If PCI doesn’t work, federal law may step in. This was already threatened at a Congressional hearing on retail credit card security. State legislatures are also getting into the act, with 38 states having laws requiring notification of affected parties in case of credit card information security breaches.

The initial focus on PCI compliance, after it went into effect in 2006, was on larger retailers, and moved to smaller business over the past few years. Technically, all merchants have been required by the credit card industry to be PCI compliant since at least Jan. 1, 2008.

There is the oft-quoted statistic from Visa that, “More than 80 percent of compromises identified since 2005 are Level 4 merchants.”  A Level 4 merchant is one with fewer than one million Visa transactions, or one with fewer than 20,000 electronic commerce transactions, a year.

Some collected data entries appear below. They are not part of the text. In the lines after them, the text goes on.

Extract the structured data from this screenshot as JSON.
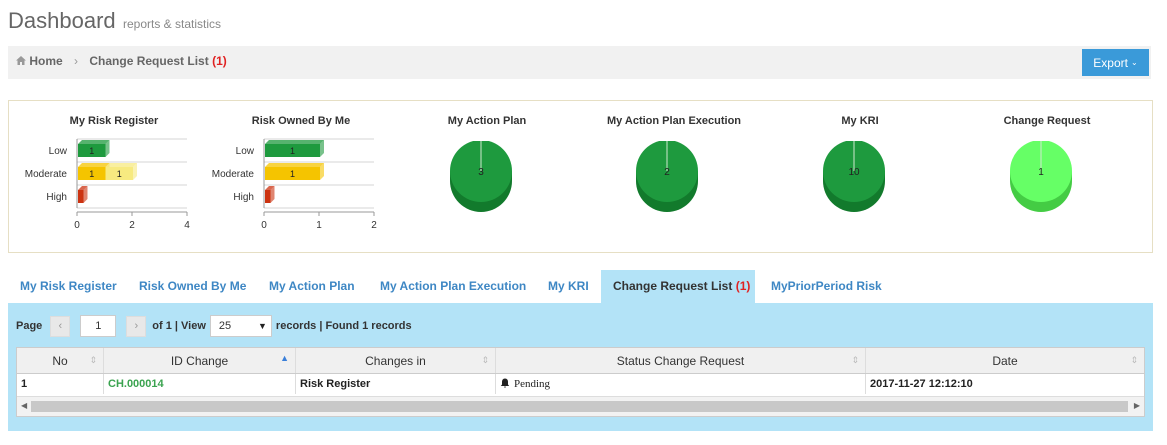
{
  "header": {
    "title": "Dashboard",
    "subtitle": "reports & statistics"
  },
  "breadcrumb": {
    "home": "Home",
    "current": "Change Request List",
    "count": "(1)"
  },
  "export_label": "Export",
  "charts": [
    {
      "type": "bar",
      "title": "My Risk Register",
      "categories": [
        "Low",
        "Moderate",
        "High"
      ],
      "series": [
        {
          "values": [
            1,
            1,
            0.2
          ],
          "colors": [
            "#1e9a3e",
            "#f5c400",
            "#cc3311"
          ],
          "labels": [
            "1",
            "1",
            ""
          ]
        },
        {
          "values": [
            0,
            1,
            0
          ],
          "colors": [
            "#1e9a3e",
            "#f7ea80",
            "#cc3311"
          ],
          "labels": [
            "",
            "1",
            ""
          ]
        }
      ],
      "xlim": [
        0,
        4
      ],
      "xticks": [
        "0",
        "2",
        "4"
      ]
    },
    {
      "type": "bar",
      "title": "Risk Owned By Me",
      "categories": [
        "Low",
        "Moderate",
        "High"
      ],
      "series": [
        {
          "values": [
            1,
            1,
            0.1
          ],
          "colors": [
            "#1e9a3e",
            "#f5c400",
            "#cc3311"
          ],
          "labels": [
            "1",
            "1",
            ""
          ]
        }
      ],
      "xlim": [
        0,
        2
      ],
      "xticks": [
        "0",
        "1",
        "2"
      ]
    },
    {
      "type": "pie",
      "title": "My Action Plan",
      "value": "3",
      "color": "#1e9a3e",
      "shade": "#127a2c"
    },
    {
      "type": "pie",
      "title": "My Action Plan Execution",
      "value": "2",
      "color": "#1e9a3e",
      "shade": "#127a2c"
    },
    {
      "type": "pie",
      "title": "My KRI",
      "value": "10",
      "color": "#1e9a3e",
      "shade": "#127a2c"
    },
    {
      "type": "pie",
      "title": "Change Request",
      "value": "1",
      "color": "#66ff66",
      "shade": "#44cc44"
    }
  ],
  "tabs": [
    {
      "label": "My Risk Register"
    },
    {
      "label": "Risk Owned By Me"
    },
    {
      "label": "My Action Plan"
    },
    {
      "label": "My Action Plan Execution"
    },
    {
      "label": "My KRI"
    },
    {
      "label": "Change Request List",
      "count": "(1)",
      "active": true
    },
    {
      "label": "MyPriorPeriod Risk"
    }
  ],
  "pager": {
    "page_label": "Page",
    "page_value": "1",
    "of_text": "of 1 | View",
    "view_value": "25",
    "records_text": "records | Found 1 records"
  },
  "grid": {
    "columns": [
      "No",
      "ID Change",
      "Changes in",
      "Status Change Request",
      "Date"
    ],
    "rows": [
      {
        "no": "1",
        "id": "CH.000014",
        "changes_in": "Risk Register",
        "status": "Pending",
        "date": "2017-11-27 12:12:10"
      }
    ]
  }
}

Visa also notes that the Level 4 merchants’ 80 percent rate of all compromises involves only five percent of Visa’s potentially exposed accounts.

And even if PCI is not a law, you may wish it was. When PCI violations come to the attention of your card companies, they can levy fines from $5,000 to $100,000 a month.

The penalties for violating the PCI standards go through your bank, which means violations cause you problems with the bank as well as the credit card company. The fine for violation goes to the bank, which will pass it on to you, and the bank may take other actions against you as well.

You get PCI certification by filling out a questionnaire from your bank. Depending on the cards you have and certain aspects of your business, you may need to have your system tested with a scan. These scans might be required every 90 days to maintain certification.

The PCI compliance protects cardholders in two broad ways.

  1. They prohibit a business from keeping certain card information on their customers. You can keep cardholders names and card numbers only if they are encrypted, and you can’t keep things like the validation value or the three- and four-digit codes, PINs or the full magnetic strip data.
  2. Retailers have secure data processing and storage systems with adequate firewalls and wireless access protection. In some cases data can only be stored on computers not connected to the Internet.

The PCI requirements also require retailers to have security systems that detect intrusions into their systems and take immediate action against them. A further safeguard is requirements that the system be tested and validated periodically.

A simple way to handle this is to get your organization a comprehensive business software suite that manages all your data and is PCI compliant, but remember that you are still responsible yourself for the PCI compliance and for any problems that occur.